You do realize there is a similarity between “hating Trump because he’s a fraudulent criminal and hating everyone who isn’t a white Christian” right? It’s hate. And more importantly it is a way to rally people to your side without having to promise to accomplish anything that would move the country forward.
Hating people trying to harm you is justified. Hating people because they are different is not. Trump and MAGA Republicans are an existential threat to this country. Moving the country forward is only an option if it still exists as a representative democracy.
On the other hand some of those “quick fixes” are actually modernizing our gun laws to be like other countries that allow gun ownership. We should put all the work in but calling Universal Background Check and Red Flag quick fixes is like calling a highway lane expansion a quick fix. Yes we need a bus system, but the 2 lane road built in the 1950’s isn’t cutting it anymore either way.
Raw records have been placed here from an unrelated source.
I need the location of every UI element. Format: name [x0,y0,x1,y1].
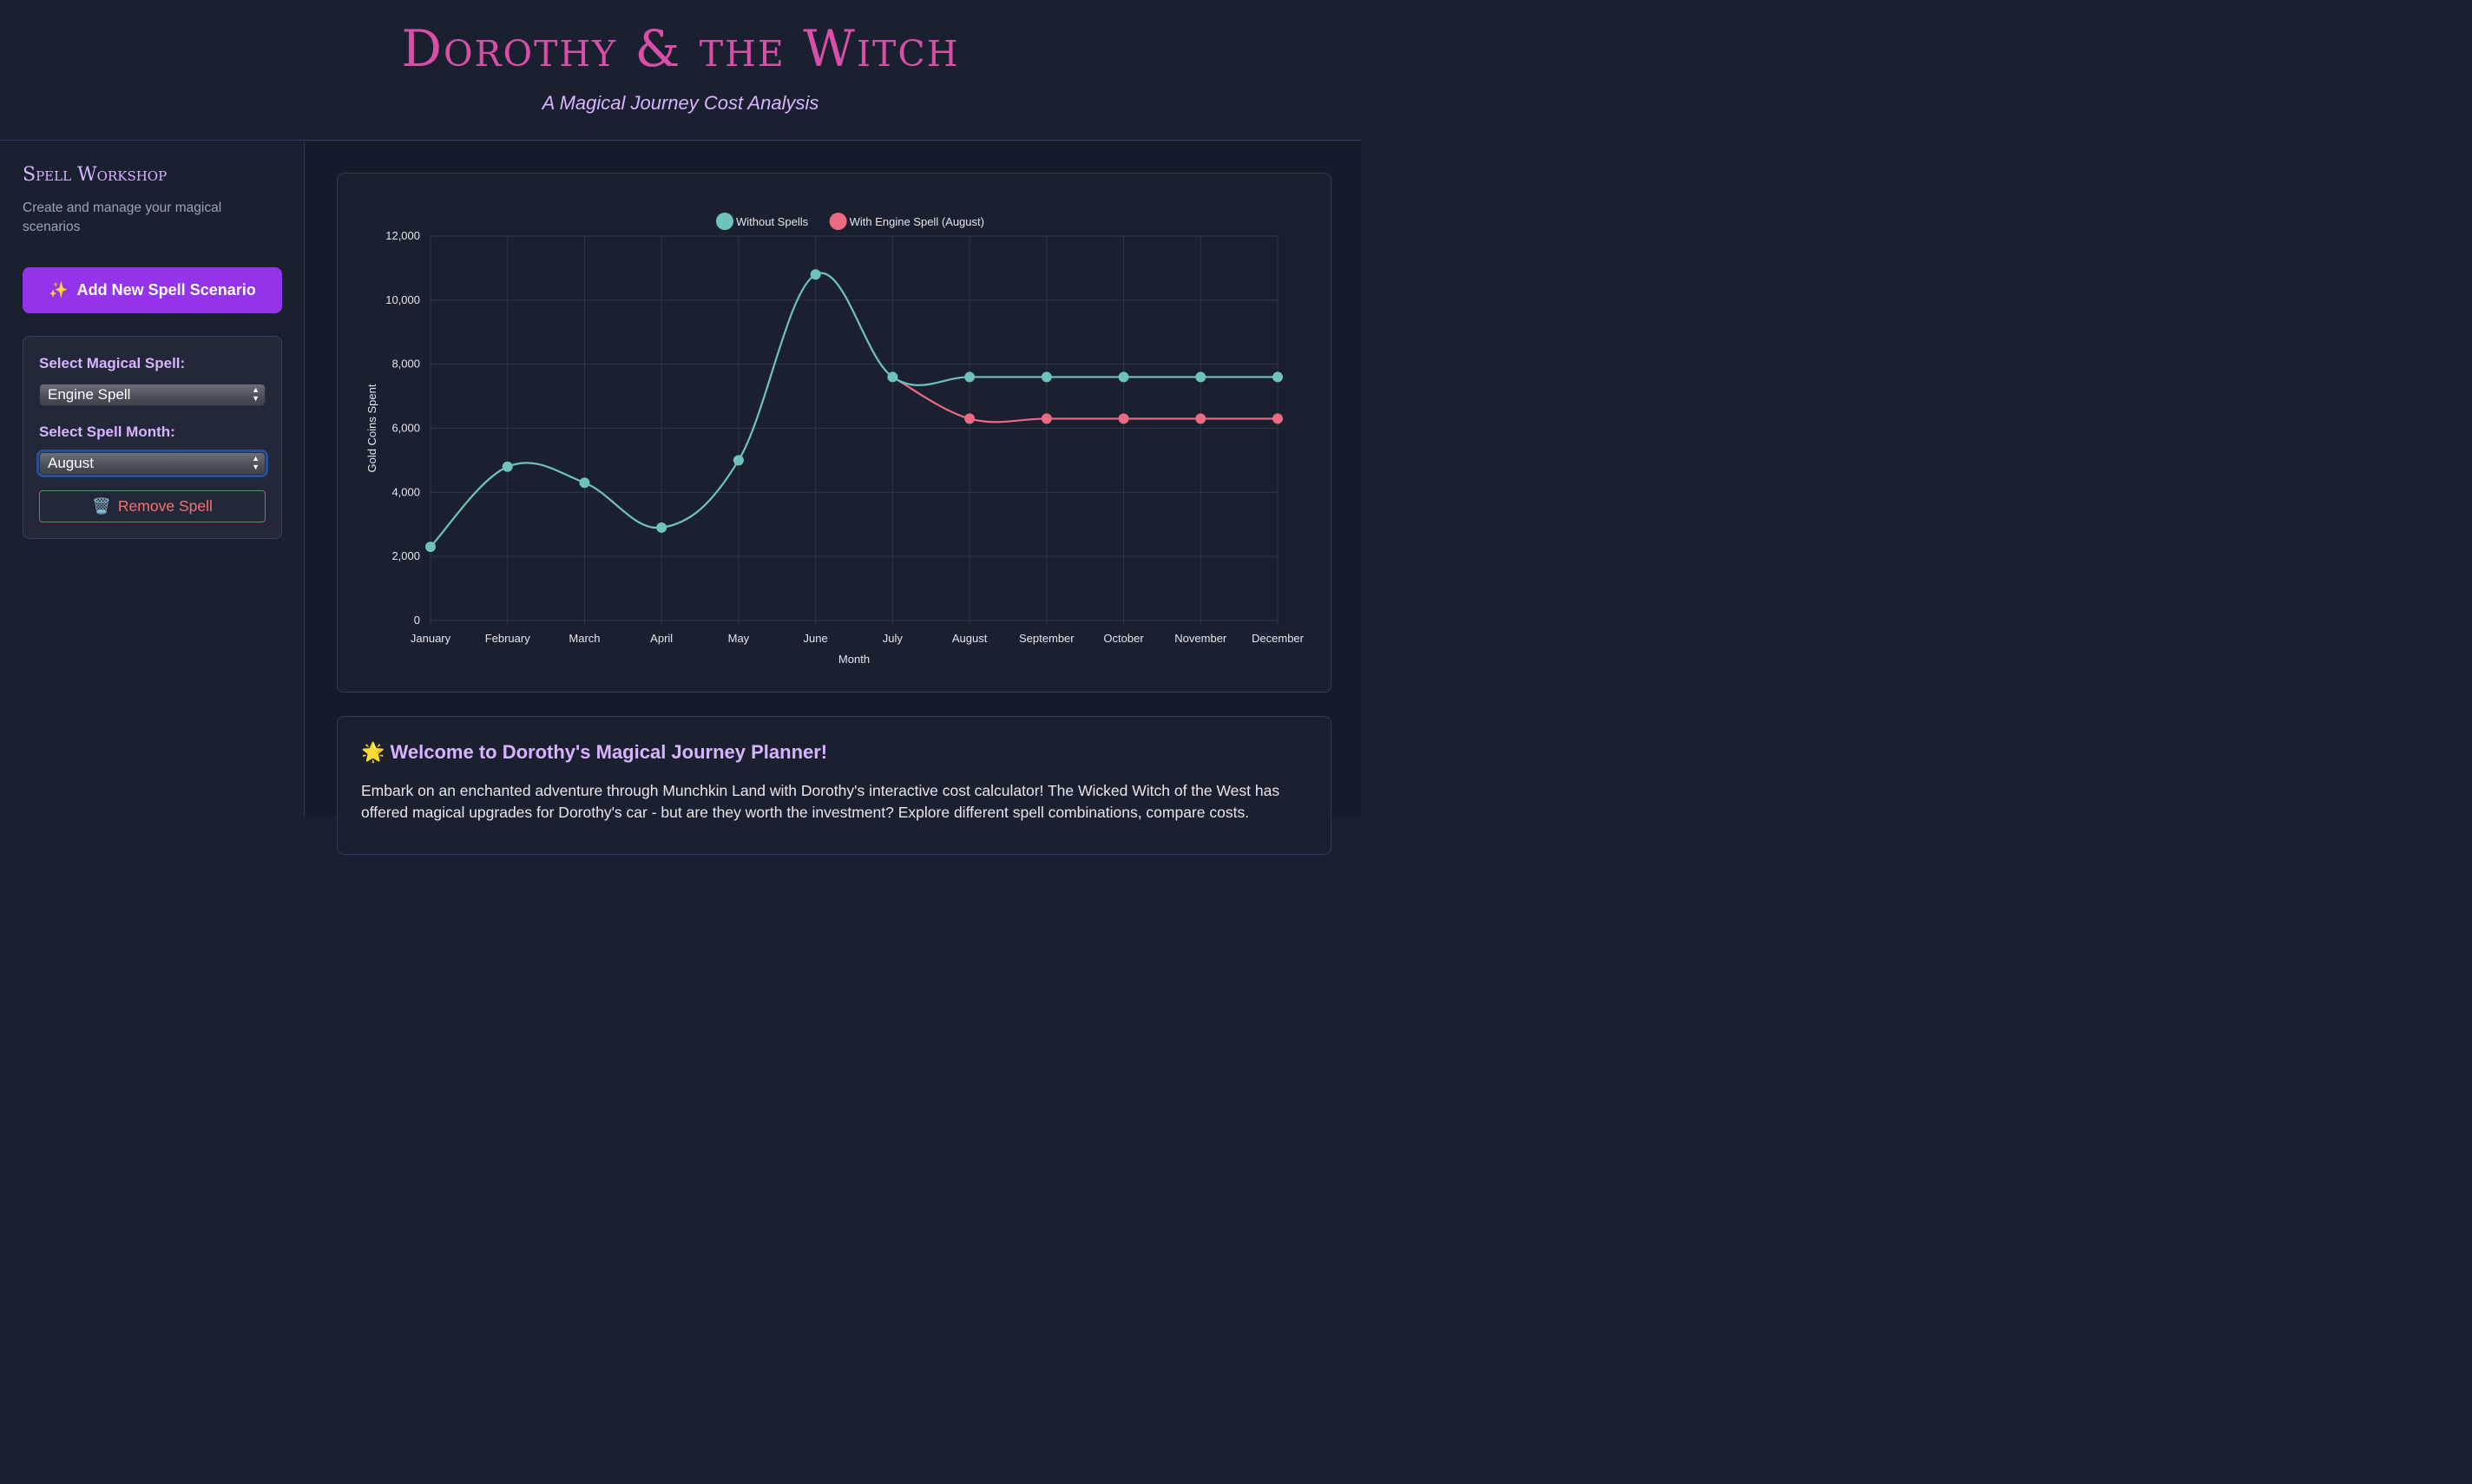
month-select[interactable]: August ▲ ▼ [39,452,266,475]
chart-card: 0 2,000 4,000 6,000 8,000 10,000 12,000 January… [337,173,1331,693]
y-tick-label: 12,000 [385,229,420,242]
x-axis-title: Month [838,653,870,666]
data-point [1272,413,1283,424]
x-tick-label: June [804,632,828,645]
data-point [1118,413,1129,424]
y-tick-label: 6,000 [391,422,420,435]
x-tick-label: May [728,632,750,645]
remove-spell-button[interactable]: 🗑️ Remove Spell [39,490,266,522]
month-select-value: August [48,455,94,471]
select-arrows-icon: ▲ ▼ [252,454,260,471]
y-tick-label: 2,000 [391,549,420,562]
data-point [887,371,898,383]
welcome-title-text: Welcome to Dorothy's Magical Journey Pla… [390,741,828,763]
spell-scenario-card: Select Magical Spell: Engine Spell ▲ ▼ Se… [23,336,282,539]
sidebar: Spell Workshop Create and manage your ma… [0,141,305,817]
app-subtitle: A Magical Journey Cost Analysis [542,92,819,114]
y-tick-label: 10,000 [385,293,420,306]
trash-icon: 🗑️ [92,497,111,515]
x-tick-label: April [650,632,673,645]
spell-select-label: Select Magical Spell: [39,355,186,371]
data-point [502,461,513,472]
cost-line-chart: 0 2,000 4,000 6,000 8,000 10,000 12,000 January… [365,213,1305,666]
x-tick-label: March [569,632,600,645]
data-point [579,477,590,489]
remove-spell-label: Remove Spell [117,497,213,515]
data-point [1195,413,1206,424]
x-tick-label: September [1019,632,1075,645]
legend-swatch [829,213,847,230]
x-tick-label: December [1252,632,1305,645]
data-point [656,522,667,533]
data-point [1041,413,1052,424]
legend-label: With Engine Spell (August) [850,215,984,228]
sidebar-description: Create and manage your magical scenarios [23,200,222,234]
welcome-text: Embark on an enchanted adventure through… [361,782,1280,821]
data-point [1195,371,1206,383]
add-spell-scenario-label: Add New Spell Scenario [76,281,256,299]
data-point [425,542,436,553]
x-tick-label: July [883,632,904,645]
main-content: 0 2,000 4,000 6,000 8,000 10,000 12,000 January… [306,141,1361,855]
add-spell-scenario-button[interactable]: ✨ Add New Spell Scenario [23,267,282,313]
y-tick-label: 8,000 [391,358,420,371]
welcome-card: 🌟 Welcome to Dorothy's Magical Journey P… [337,716,1331,855]
data-point [1272,371,1283,383]
spell-select-value: Engine Spell [48,386,131,403]
sidebar-title: Spell Workshop [23,164,168,186]
welcome-title: 🌟 Welcome to Dorothy's Magical Journey P… [361,741,827,764]
y-tick-label: 4,000 [391,485,420,498]
data-point [1118,371,1129,383]
spell-select[interactable]: Engine Spell ▲ ▼ [39,384,266,406]
x-tick-label: October [1103,632,1144,645]
data-point [733,455,744,466]
star-icon: 🌟 [361,741,385,763]
y-axis-title: Gold Coins Spent [365,384,378,472]
data-point [964,413,976,424]
data-point [810,269,821,280]
month-select-label: Select Spell Month: [39,424,175,440]
sparkles-icon: ✨ [49,281,69,299]
data-point [964,371,976,383]
data-point [1041,371,1052,383]
select-arrows-icon: ▲ ▼ [252,385,260,403]
legend-swatch [716,213,733,230]
x-tick-label: August [952,632,988,645]
x-tick-label: February [485,632,531,645]
legend-label: Without Spells [736,215,809,228]
x-tick-label: November [1174,632,1227,645]
y-tick-label: 0 [414,614,420,627]
series-line [891,376,1278,424]
app-header: Dorothy & the Witch A Magical Journey Co… [0,0,1361,141]
series-line [430,272,1278,548]
app-title: Dorothy & the Witch [401,19,960,78]
x-tick-label: January [411,632,451,645]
I agree they should still be done. I just want some progress on the root of the problem.
I don’t want to argue against mental health services, i think mental health services could be helpful. However, i do want to point something out here: saying this is a mental health problem really doesn’t make sense. You know a group that has mental health problems? Women. You know who else? Black people. You know who barely do any mass shootings? Either of those groups. We’re not (just) talking mental health issues, we’re talking about people who view “shooting up a school” as an appropriate way to resolve their social grievances. You can help that with mental health services, you can take their power away by blocking easy access to guns, but that’s a pretty big component here as well.
The expression of mental health problems varies widely based on the cause. Societal and cultural pressures are vastly different for different groups. Men in general are 4 times more likely to commit suicide than women for example. Women are twice as likely as men to suffer major depression.hormones also impact the expression of mental illness. Men experiencing depression are more likely to exhibit irritability, sudden anger, increased loss of control, risk-taking, and aggression. Men are also more likely to feel social pressure to deal with their problems alone and are more likely to turn to drugs or alcohol.
This may be the first coherent analysis I’ve ever seen on Lemmy. Every other take on shootings are always 100% asinine comments about guns.
I’m not going to pretend that I don’t have asinine opinions on guns, but there is very little anything but the most authoritarian gun control can do about school shootings without first addressing the social problems behind it. We would be just as likely to get kids building bombs or driving cars through crowds.